Support responsibilities include:

Before An Action

  • Help the affinity group decide upon and initiate their action, provide physical and moral support, and share in the excitement and sense of determination.
  • Know the people in your group by name and description.
  • Make a confidential list with the following information:
    • name of arrestee
    • how arrestee plans to noncooperate
    • special medical information
    • who arrestee would like contacted and when
  • Hold money for emergencies and i.d. for J. Does in case they decide to give their names.
  • Arrange to take care of arrestee's cars, personal belongings, etc.
  • Communicate with support people from other ags about how to handle support responsibilities during and after the action.

During The Action

  • Provide transportation to the action for cders, and carry food and water.
  • If you can be present at arrest, besides cheering for cders, act as a legal observer by doing the following:
    • write down arrestees' names and time and nature of arrest
    • note the activity of the person being arrested, and their treatment by the arresting officer
    • write down the badge number, if possible, or description of any arresting officer and who they arrest
    • keep track of who is noncooperating
    • relay this information to core legal support for the action.
  • Keep in touch with arrestees for as long as possible, trying to get description of arrest procedures, etc., for others.
  • Be ready to follow police wagons or buses to police stations or jails.

After Action/During Jail Time

Based on past actions, it is unlikely that people will be kept in jail for any length of time.
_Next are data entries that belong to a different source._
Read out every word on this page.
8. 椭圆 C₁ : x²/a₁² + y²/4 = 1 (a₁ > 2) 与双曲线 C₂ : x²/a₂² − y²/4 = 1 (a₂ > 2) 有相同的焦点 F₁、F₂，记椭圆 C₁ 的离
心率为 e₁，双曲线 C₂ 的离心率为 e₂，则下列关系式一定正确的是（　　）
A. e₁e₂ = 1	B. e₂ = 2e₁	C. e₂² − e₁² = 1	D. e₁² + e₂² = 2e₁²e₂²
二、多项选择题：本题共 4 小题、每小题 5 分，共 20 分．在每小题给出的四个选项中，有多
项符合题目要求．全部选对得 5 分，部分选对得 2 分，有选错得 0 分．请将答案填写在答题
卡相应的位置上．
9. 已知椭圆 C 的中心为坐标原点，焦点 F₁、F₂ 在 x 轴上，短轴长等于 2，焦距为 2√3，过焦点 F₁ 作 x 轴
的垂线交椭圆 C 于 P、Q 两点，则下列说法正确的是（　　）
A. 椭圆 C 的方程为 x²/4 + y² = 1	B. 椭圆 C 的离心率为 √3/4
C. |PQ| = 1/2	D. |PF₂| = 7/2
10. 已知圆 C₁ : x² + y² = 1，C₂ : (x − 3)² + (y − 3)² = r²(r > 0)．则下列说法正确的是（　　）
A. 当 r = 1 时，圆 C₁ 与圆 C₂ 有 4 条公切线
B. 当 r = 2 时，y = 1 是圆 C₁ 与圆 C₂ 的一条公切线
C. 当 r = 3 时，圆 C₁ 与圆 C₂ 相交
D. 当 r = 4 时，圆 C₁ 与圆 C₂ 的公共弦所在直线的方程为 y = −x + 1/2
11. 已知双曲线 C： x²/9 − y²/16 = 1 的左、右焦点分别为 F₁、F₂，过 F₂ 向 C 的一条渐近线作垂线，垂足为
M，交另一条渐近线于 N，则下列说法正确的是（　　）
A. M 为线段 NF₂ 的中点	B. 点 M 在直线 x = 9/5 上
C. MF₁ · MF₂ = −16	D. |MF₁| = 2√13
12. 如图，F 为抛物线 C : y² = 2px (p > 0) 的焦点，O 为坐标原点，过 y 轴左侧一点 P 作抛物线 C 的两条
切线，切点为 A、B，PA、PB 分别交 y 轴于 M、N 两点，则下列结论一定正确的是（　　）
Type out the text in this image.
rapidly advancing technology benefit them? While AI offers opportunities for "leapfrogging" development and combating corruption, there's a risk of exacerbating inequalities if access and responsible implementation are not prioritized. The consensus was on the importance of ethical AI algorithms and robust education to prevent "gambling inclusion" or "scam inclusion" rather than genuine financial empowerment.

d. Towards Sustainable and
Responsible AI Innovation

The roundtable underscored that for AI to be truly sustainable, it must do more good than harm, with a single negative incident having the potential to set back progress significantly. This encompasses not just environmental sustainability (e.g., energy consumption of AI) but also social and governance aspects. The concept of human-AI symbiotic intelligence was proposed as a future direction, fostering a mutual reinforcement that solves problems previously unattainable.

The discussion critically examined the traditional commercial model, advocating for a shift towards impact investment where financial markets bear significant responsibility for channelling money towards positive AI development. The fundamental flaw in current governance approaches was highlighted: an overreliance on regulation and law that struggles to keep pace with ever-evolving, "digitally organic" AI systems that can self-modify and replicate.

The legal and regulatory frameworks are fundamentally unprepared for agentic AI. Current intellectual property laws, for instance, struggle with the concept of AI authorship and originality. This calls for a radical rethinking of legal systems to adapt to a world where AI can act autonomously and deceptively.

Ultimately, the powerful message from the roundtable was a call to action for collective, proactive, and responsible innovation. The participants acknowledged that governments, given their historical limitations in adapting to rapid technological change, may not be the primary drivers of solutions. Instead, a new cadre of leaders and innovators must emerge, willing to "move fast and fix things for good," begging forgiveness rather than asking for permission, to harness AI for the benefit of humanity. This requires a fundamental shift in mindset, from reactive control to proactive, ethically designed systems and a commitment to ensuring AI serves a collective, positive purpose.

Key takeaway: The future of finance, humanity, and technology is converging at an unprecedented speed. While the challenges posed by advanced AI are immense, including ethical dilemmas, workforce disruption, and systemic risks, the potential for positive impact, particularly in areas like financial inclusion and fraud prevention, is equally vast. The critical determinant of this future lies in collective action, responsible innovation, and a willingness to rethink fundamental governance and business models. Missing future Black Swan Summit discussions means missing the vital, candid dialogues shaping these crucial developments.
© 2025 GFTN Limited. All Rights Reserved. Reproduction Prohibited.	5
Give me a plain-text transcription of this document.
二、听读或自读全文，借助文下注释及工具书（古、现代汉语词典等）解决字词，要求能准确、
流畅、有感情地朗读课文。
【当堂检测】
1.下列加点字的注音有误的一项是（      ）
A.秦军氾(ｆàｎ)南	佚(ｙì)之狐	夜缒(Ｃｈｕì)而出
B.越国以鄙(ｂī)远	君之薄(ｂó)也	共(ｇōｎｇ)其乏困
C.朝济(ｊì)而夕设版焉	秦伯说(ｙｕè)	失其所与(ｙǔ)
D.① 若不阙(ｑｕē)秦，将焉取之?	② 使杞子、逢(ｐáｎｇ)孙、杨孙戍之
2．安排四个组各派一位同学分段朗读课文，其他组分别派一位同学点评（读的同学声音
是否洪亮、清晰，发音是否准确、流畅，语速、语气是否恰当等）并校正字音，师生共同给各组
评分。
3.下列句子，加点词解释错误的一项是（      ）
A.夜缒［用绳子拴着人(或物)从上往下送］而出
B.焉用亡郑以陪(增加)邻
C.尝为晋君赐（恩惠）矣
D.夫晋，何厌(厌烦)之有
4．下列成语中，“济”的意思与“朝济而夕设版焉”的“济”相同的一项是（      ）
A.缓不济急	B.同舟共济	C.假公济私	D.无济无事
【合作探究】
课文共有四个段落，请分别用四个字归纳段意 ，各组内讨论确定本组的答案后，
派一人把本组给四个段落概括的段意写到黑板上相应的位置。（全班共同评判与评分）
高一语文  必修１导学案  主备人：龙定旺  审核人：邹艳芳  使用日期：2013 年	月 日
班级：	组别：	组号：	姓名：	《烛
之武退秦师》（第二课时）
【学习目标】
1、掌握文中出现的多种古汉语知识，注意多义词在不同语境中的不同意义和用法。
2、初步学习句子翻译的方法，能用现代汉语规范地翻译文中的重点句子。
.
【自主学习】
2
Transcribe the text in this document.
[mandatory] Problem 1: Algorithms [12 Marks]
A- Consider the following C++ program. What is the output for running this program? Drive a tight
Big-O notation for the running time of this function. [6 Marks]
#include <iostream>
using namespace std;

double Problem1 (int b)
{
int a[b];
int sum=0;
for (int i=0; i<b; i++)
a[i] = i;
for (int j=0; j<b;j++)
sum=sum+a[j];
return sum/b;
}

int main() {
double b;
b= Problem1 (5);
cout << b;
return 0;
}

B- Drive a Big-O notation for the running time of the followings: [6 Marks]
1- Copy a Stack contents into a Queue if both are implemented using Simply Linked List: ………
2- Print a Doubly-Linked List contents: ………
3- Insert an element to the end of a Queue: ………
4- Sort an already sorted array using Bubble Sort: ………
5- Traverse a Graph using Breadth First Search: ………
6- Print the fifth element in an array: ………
However, it is important to discuss the possibility with cders, and to be on hand while they are in police custody.
  • Try to arrange for someone to be near a prearranged phone most of the time so that calls from jail may be received.
  • Be there when your cders are released for hugs, transportation, and good food.
  • Be present during arraignments, and be sure to keep accurate notes regarding future court dates and charges.
  • Try to find some way to be a go-between for ag members who are not jailed together.
  • If someone is jailed for a long period, fulfill previous agreements made about informing job supervisors, doing childcare, feeding pets, etc.

Support Clusters

As the lists above show, support people have a lot of responsibilities. Working with support people from other ags can ease the load and ensure good communication. In an ongoing action such as this one, support people need to set up support procedures with each other before the action. After the action, support people can rotate specific tasks; i.e, transportation from jail, keeping the support phones operating, sharing legal information, etc. Support people have the responsibility to prevent unfounded rumors about arrest procedures or legal charges from circulating.